Macromolecules, Vol.30, No.26, 8338-8343, 1997
Dynamics of structure formation and crystallization in asymmetric diblock copolymers
The crystallization behavior of a series of ethylene-b-(3-methyl-1-butene) diblocks (E/MB) is investigated via simultaneous, time-resolved small-angle and nide-angle X-ray scattering. All the diblocks contain 26-27 wt % E, but possess varying molecular weights and hence varying segregation strengths in the melt, ranging from homogeneous to strongly segregated. Crystallization from homogeneous or weakly segregated melts at typical rates yields a semicrystalline solid consisting of alternating E and MB lamellae. By contrast, a strongly segregated diblock shows crystallization within the E cylinders that are present in the melt, even for slow crystallization rates and at temperatures where both blocks are well above their glass transition temperatures.
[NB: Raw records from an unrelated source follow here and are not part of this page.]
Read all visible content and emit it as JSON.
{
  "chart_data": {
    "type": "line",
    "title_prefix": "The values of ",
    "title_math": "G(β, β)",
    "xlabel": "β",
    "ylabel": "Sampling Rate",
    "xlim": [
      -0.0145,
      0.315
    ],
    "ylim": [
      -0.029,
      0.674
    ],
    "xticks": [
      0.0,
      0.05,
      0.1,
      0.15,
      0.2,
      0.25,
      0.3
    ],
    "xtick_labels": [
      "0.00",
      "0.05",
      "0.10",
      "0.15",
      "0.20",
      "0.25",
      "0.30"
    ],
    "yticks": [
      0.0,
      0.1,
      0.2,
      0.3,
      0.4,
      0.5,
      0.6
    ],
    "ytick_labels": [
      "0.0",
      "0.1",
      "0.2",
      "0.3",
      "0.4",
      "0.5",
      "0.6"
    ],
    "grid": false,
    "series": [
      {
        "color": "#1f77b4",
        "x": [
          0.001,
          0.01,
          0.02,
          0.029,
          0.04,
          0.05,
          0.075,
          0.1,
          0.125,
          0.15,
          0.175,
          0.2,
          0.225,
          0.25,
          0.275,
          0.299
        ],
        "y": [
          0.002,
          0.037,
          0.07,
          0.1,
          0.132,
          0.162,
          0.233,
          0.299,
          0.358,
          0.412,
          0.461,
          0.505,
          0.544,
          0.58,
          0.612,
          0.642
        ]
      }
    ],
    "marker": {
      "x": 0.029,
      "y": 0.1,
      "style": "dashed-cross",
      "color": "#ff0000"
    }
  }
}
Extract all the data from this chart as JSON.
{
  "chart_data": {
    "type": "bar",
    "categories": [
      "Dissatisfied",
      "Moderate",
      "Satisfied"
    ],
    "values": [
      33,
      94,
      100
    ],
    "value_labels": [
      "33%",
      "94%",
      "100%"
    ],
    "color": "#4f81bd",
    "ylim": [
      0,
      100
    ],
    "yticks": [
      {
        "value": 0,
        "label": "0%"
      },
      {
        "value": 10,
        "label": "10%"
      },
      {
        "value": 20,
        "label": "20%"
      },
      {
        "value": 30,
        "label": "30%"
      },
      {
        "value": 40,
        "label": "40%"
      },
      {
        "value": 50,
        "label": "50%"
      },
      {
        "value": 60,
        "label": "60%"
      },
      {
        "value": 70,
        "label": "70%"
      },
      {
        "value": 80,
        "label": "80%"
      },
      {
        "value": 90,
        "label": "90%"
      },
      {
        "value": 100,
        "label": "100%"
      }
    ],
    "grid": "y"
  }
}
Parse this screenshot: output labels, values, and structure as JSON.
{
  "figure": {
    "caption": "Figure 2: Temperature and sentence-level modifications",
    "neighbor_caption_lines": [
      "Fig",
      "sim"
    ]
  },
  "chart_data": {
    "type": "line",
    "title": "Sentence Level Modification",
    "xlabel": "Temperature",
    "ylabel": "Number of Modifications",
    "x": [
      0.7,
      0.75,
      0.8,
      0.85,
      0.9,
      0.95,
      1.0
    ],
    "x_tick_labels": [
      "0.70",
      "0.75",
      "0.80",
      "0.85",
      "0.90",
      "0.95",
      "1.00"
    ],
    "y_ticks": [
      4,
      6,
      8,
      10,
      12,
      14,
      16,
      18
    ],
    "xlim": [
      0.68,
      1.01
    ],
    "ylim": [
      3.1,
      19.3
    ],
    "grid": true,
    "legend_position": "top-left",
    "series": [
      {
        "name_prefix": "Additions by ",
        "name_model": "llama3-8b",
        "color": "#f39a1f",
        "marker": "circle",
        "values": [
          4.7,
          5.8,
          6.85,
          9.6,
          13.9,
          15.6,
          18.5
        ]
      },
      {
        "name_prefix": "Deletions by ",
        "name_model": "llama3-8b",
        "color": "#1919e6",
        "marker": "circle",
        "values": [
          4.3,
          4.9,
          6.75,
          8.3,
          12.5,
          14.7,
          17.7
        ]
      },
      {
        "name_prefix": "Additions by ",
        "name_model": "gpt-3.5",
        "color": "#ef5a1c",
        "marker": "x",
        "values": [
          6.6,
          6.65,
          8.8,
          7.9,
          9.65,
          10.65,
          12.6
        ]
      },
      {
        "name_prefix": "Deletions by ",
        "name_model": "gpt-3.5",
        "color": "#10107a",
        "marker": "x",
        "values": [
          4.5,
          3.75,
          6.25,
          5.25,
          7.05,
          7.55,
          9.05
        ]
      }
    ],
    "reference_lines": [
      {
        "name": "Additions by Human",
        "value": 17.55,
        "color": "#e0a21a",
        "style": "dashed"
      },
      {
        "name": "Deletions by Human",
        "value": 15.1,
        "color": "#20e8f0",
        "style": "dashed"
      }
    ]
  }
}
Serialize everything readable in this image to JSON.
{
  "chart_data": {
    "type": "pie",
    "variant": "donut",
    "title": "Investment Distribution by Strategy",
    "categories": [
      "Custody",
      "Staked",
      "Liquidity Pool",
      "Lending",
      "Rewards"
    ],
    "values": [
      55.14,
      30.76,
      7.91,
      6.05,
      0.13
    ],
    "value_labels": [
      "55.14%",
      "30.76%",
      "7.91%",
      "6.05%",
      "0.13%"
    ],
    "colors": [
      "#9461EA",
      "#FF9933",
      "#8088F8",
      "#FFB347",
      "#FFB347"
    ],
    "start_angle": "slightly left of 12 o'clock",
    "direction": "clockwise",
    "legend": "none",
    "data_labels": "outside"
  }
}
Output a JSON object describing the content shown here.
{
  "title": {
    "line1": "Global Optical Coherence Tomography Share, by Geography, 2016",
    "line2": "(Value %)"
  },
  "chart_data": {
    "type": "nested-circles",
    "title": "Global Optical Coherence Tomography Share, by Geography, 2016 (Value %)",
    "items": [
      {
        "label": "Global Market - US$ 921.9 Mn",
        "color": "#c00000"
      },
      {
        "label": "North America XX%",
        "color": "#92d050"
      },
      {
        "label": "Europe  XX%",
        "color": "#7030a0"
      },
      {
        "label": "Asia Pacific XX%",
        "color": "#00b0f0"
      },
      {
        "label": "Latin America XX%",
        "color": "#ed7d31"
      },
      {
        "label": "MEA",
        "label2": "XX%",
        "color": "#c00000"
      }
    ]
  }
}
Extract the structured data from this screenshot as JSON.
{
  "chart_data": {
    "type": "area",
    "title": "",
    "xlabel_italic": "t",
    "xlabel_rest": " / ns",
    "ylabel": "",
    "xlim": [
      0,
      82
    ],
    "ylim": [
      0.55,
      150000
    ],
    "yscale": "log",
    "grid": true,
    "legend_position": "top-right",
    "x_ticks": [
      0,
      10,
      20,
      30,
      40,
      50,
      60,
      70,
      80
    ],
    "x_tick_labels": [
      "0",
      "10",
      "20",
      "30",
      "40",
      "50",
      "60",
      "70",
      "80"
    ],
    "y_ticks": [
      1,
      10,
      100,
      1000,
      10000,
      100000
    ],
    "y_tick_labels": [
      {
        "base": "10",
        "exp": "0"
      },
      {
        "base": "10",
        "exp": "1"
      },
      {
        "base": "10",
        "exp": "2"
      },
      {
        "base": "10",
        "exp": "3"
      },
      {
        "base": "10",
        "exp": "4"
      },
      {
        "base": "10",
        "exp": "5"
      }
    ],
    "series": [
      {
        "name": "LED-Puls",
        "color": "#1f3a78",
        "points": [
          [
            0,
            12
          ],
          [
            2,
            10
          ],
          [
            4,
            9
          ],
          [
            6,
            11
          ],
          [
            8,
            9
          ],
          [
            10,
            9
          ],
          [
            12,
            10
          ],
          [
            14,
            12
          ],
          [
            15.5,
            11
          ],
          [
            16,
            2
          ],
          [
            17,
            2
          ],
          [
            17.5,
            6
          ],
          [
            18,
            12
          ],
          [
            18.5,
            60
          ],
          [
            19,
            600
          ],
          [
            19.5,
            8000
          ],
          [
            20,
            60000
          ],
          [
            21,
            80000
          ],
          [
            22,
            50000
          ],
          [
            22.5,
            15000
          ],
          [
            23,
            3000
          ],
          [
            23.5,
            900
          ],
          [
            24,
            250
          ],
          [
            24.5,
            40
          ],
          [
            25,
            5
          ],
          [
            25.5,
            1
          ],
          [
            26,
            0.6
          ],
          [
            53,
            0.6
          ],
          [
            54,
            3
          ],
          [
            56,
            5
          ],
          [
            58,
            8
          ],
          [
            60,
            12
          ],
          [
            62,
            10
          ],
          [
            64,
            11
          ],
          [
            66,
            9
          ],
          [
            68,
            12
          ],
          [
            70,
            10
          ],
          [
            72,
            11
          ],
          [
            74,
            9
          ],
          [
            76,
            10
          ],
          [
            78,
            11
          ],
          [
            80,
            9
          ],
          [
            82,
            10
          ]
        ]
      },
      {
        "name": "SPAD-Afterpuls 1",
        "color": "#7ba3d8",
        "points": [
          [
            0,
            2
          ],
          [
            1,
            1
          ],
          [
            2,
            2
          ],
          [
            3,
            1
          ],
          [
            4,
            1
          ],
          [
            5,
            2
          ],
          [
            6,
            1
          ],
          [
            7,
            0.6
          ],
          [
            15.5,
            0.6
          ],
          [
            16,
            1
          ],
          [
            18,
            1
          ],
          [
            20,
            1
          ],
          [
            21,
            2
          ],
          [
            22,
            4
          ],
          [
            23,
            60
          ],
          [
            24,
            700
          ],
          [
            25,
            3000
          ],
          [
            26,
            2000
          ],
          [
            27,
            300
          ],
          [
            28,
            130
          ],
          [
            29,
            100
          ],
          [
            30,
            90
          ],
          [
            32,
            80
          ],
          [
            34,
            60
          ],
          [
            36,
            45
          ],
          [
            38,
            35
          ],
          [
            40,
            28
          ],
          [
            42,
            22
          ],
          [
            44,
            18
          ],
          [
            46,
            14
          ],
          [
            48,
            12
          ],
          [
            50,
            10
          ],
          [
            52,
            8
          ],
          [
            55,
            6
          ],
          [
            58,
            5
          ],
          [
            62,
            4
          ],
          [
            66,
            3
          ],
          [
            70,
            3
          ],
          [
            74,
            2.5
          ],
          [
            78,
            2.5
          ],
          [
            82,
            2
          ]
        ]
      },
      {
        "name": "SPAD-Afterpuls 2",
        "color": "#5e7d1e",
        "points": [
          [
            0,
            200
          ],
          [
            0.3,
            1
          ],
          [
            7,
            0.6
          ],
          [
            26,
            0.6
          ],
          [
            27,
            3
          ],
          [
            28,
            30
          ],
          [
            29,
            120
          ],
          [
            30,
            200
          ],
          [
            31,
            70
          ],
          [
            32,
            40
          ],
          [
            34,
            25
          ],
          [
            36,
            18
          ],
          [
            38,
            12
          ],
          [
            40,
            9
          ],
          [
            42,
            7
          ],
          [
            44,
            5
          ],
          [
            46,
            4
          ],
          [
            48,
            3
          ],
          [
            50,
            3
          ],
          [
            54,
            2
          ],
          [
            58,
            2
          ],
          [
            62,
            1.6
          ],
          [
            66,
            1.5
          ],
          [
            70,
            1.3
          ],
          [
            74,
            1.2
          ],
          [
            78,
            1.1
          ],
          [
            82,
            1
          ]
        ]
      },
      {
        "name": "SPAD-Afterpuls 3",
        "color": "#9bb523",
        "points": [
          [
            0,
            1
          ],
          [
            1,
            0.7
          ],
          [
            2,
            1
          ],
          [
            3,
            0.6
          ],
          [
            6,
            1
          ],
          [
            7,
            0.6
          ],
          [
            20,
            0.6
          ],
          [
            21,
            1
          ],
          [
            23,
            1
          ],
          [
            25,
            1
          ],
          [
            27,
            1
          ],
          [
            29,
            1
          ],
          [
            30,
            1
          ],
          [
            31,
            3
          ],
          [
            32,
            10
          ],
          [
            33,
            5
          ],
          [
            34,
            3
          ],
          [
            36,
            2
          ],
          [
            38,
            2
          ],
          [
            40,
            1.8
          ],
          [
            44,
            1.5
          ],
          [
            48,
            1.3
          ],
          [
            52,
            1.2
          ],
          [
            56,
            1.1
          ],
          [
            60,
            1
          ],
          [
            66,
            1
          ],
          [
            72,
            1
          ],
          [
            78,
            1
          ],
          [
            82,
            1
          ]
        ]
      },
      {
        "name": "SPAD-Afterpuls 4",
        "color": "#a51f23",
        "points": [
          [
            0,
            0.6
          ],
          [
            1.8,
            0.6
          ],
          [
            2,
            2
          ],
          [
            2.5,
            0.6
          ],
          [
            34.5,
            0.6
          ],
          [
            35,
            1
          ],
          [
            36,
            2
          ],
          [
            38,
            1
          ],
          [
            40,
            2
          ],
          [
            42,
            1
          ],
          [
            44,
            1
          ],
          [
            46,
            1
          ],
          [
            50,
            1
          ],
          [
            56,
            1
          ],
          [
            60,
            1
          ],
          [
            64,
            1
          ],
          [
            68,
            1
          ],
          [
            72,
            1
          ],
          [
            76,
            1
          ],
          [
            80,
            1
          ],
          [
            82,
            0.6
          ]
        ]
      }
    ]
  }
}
Modest differences in intercylinder spacing between the melt at high temperatures and solid at low temperatures are shown to arise from the temperature dependence of the intercylinder spacing in the melt. Because chain diffusion in these block copolymer melts is not always fast on the crystallization time scale, the value of the melt spacing that is "frozen in" upon crystallization depends on the specimen's thermal history. Despite the marked differences in the final structure between polymers where crystallization is constrained to cylinders and those where it "breaks out" to form lamellar microdomains, the kinetics are not remarkably different, at least in these polyethylene-based systems.